Outro obstáculo para os pacientes é a falta de profissionais que receitam esses medicamentos no Brasil. De acordo com a Anvisa, eles são apenas 1190, o que equivale a 0,26% do total de médicos no país.
Por esses motivos, ainda se recorre ao habeas corpus para que o cultivo caseiro seja possível. Segundo a Reforma (Rede Jurídica pela Reforma da Política de Drogas), de janeiro a julho de 2020, mesmo em meio a pandemia do novo coronavírus, foram registradas por volta de 42 novas permissões.
Esse cenário, no entanto, deve mudar. Em 2015, surgiu a PL 399 com objetivo de viabilizar o cultivo da erva em território nacional para a comercialização de medicamentos que contém cannabis em sua fórmula. Ela está, ainda hoje, em tramitação na Câmara dos Deputados. Mas em setembro de 2020, o Ministro da Saúde, Eduardo Pazuello, confirmou que a regulamentação do fornecimento desses medicamentos no Sistema Único de Saúde (SUS) está em processo. Ainda que essa decisão permita um acesso mais igualitário e democrático às substâncias, ela visa, principalmente, impedir a PL 399, que daria abertura para o plantio e cultivo da erva no país.
É fato: o debate sobre o uso de canabidiol e THC com objetivos medicinais tem avançado no Brasil. Afinal, o número de solicitações para ter acesso a esses medicamentos pela Anvisa aumentou mais de 1272% desde 2015. De 896 pedidos, eles chegaram a 12.294 no período de janeiro a setembro de 2020.
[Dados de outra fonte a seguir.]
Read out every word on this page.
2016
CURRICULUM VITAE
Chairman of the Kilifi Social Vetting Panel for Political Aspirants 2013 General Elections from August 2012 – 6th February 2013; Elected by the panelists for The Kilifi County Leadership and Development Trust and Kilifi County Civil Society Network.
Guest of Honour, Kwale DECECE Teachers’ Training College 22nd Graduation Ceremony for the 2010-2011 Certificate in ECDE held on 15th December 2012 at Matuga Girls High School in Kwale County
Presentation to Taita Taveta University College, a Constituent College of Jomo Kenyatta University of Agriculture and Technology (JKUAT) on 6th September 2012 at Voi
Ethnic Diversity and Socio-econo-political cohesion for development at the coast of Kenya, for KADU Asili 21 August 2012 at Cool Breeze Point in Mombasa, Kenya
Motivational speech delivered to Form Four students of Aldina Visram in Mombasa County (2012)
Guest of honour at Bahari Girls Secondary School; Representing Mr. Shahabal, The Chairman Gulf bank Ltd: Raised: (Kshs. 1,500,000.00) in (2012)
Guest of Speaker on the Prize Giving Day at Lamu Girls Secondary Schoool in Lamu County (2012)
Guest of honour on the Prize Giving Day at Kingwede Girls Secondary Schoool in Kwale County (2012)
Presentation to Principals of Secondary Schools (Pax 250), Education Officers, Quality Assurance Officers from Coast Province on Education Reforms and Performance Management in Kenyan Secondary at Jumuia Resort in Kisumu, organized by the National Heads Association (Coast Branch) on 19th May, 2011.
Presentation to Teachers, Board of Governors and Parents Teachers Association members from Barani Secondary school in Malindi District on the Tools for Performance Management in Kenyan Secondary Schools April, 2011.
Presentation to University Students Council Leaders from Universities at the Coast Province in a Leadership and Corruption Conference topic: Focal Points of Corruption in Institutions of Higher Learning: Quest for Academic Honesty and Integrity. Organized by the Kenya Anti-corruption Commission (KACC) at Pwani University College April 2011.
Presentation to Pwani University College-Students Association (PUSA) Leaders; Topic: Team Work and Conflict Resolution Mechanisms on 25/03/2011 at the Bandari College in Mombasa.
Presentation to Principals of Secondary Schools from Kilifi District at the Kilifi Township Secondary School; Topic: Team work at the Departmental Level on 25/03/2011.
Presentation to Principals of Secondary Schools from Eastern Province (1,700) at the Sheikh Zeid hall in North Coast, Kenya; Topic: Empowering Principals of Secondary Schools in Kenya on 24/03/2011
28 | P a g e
Por outro lado, a descriminalização do porte de drogas para consumo próprio ainda tem um longo caminho pela frente. Em discussão desde 2015 no STF, apenas três dos 11 ministros votaram a favor, sendo que dois deles se manifestaram apenas em relação à maconha. De acordo com o 3º Levantamento Nacional sobre o Uso de Drogas Pela População Brasileira de 2019, da Fundação Oswaldo Cruz (Fiocruz), a substância ilícita mais consumida no Brasil é a cannabis: 7,7% dos brasileiros de 12 a 65 anos já usaram a erva pelo menos uma vez.

Enquanto isso, cerca de 40 países já autorizaram a cannabis medicinal no mundo e muitos também deram espaço para seu uso recreativo. Nos EUA, um dos pioneiros na guerra às drogas, apenas 3 dos 50 estados não têm nenhum tipo de descriminalização e legalização da maconha. Isso se dá, principalmente, pelo grande ganho econômico envolvido. Durante o evento LATAM Retail Show no Brasil em 2019, especialistas do setor da cannabis previram que, até 2025, a indústria da planta movimentará por volta de R$ 200 bilhões no mundo, sendo que o mercado brasileiro poderia chegar a R$ 45 bilhões se houvesse uma regulamentação parecida com a dos países que permitem exportação.